I sent my camera in on monday July 27. I just got mine back on Wed Aug. 5th The only concern I have is that it didnt have any paperwork or anything that says what they did or what was fixed. I dont even know if they did anything to the camera.
Holly #### on a cracker. Nikon just sent me another service advisory for an additional and enhanced procedure for the one they already did. Seems like they have developed another repair procedure " further elevates the D5000's resistance to the power issue identified in the original Avisory." and they want me to send my camera back to them again, this time next day air. UPS is about as bad with packages as baggage handlers at the airport. I'am surprised my camera made it back the first time in one piece and now they want me to send it back again. What the h-e-double hockey sticks is going on. I just got my camera back on the 5th and now it will be gone again for a week. The only place I feel like sending my camera back to is Costco and getting my money back.
In the interest of getting our members better informed, can someone please forward me the e-mail or notification of the second round of repairs? You can use the e-mail or Personal Message icon at the top right corner of any of my posts. Your identity will be held completely anonymous. Thanks!
Thanks to this forum I could return my D5000 to the store and buy a D90 instead... Story is I bought the D5000 on July 25th and then read this forum during the same week-end. This is when I found out about the recall.
When I returned the camera, the store employees did not know there was a recall. They started to check every D5000 serial number they had in stock only to find out all were concerned by the advisory ...
I was so glad I found this out here. Thank you "niconians.org" for being there ! I am now a member and it is my best investment ever since I own a Nikon.
By the way my D90 is a real jewel! I'm glad I got it instead of the D5000.
I decided not to send back my camera even if it's included in the advisory. I'm still shooting away while keeping my fingers cross. Nikon should consider giving away rebates with all the hassle they put the customers through.
>I decided not to send back my camera even if it's included in >the advisory. I'm still shooting away while keeping my fingers >cross. Nikon should consider giving away rebates with all the >hassle they put the customers through.
You should send it ASAP. I had the same tought until my camera died when I was shooting pictures in MoMA. I was very unhappy at that time. I also agree with the rebates idea since Nikon doesn't seem giving effort to resolve this issue other than "limited to two days in transit shipping", unless they want beginner dslr users to switch to another brand.
>>I decided not to send back my camera even if it's >included in >>the advisory. I'm still shooting away while keeping my >fingers >>cross.

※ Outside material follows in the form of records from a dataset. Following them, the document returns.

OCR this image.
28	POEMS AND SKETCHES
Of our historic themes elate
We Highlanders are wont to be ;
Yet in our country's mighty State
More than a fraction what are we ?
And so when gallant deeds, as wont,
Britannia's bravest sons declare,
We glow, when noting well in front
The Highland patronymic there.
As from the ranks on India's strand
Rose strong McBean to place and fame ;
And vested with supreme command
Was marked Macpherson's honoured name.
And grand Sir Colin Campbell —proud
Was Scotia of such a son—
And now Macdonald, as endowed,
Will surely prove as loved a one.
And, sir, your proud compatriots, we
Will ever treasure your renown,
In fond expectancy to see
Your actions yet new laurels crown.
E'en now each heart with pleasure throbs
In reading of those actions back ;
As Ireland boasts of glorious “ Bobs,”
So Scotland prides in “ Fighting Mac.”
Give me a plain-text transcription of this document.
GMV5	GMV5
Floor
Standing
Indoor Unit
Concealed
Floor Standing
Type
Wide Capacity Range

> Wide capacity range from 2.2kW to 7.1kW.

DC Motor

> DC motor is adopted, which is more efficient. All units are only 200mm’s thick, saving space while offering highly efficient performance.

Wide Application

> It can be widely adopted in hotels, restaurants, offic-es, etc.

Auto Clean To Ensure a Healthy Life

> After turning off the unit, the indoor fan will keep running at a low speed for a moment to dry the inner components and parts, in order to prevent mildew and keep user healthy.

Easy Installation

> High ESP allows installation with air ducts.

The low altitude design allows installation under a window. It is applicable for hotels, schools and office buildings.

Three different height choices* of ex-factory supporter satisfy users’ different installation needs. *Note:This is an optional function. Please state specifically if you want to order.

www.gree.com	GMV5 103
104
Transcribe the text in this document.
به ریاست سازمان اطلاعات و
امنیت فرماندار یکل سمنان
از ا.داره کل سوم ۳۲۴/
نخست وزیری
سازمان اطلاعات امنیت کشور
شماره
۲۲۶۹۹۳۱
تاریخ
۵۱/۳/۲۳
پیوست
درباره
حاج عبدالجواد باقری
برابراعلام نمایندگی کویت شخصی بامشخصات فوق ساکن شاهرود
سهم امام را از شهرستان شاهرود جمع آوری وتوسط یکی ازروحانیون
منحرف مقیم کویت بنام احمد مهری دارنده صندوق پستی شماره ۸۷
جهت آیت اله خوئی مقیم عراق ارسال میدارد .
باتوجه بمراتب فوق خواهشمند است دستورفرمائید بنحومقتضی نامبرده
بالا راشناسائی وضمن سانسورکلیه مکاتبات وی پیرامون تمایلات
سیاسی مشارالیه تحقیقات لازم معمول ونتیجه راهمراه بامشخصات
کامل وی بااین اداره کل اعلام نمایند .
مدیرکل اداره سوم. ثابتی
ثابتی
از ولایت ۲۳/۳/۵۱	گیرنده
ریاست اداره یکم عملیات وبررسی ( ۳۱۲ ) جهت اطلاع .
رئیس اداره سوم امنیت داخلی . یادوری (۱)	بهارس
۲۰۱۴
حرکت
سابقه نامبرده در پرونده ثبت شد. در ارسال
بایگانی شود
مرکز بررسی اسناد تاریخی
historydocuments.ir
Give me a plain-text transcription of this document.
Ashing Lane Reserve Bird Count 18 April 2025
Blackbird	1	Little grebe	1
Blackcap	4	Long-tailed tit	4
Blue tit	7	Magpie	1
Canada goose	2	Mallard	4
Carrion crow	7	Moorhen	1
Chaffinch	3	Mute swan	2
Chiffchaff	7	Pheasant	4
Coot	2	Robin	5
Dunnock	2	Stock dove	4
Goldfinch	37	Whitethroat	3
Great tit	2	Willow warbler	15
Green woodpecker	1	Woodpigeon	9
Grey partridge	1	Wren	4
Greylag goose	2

Nikon should consider giving away rebates with all >the >>hassle they put the customers through. > > >You should send it ASAP. I had the same tought until my camera >died when I was shooting pictures in MoMA. I was very unhappy >at that time. I also agree with the rebates idea since Nikon >doesn't seem giving effort to resolve this issue other than >"limited to two days in transit shipping", unless >they want beginner dslr users to switch to another brand. > You're right! After months of shooting with my D5000, my camera totally gave up this morning. I couldn't get it to start up in the middle of trying to take a shot of a woodpecker. Oh well, I guess I have no choice now but to send it back and go back to using my D40x for a while.
Several respondents have remarked that they have received their D5000 back from Connecticut with no documentation and no evidence of what (if anything) was performed. The same occurred with my D5000.
Generally when parts alerts are issued by electronics parts manufacturers, the fault applies to a limited number of "lot numbers." All electronic parts (of any significant quality level) are produced one "lot" at a time and those lots are documented in case there was a specific problem found in any specific lot.
The first step in identifying the potentially faulty parts in a product is to identify what serial numbered products (in this case cameras) the part type was installed in. Because the camera industry may not apply 2-way-traceability, they may not be able to tell lot numbers of these parts were installed in what serial numbers of cameras.
So, the next step is to recall the cameras and open it up to see the lot number of the parts installed in the camera. This may be as simple as removing a cover and visually inspecting the part in question (the lot number is usually printed or etched - depending on the size of the part - onto the part). It is entirely possible that those cameras that returned very quickly (as mine was), was inspected and found that the part was not of the suspect lot number.
Subsequently, the part manufacturer may have identified other suspect lot numbers and thus the second recall notice may have been issued.
This is entirely speculative as it may apply to Nikon, but this is what some companies would do (I'm not going to name names) in this case. Sorry about the long dissertation. Perhaps it will be educational to some users.
Do you know how I can find out if the D5000 I'm going to buy is affected by this Advisory BEFORE I actually purchase it?
Don't have the money for the D90 Body, and from what I've read, the Low Light Capability is basically the same for both the D5000 and the D90. I'm aware of the lens restrictions with the D90, and the difference in the LED display screens. Recording Video with these cameras is meaningless to me. And from what I gather, I should see a BIG difference in improved Low Light Capability between my old D70s and a D5000.
All in all I'm leaning toward the D5000 body, and will continue to use my AF-S Nikkor 18-70mm lens, and SB-600 Speedlight.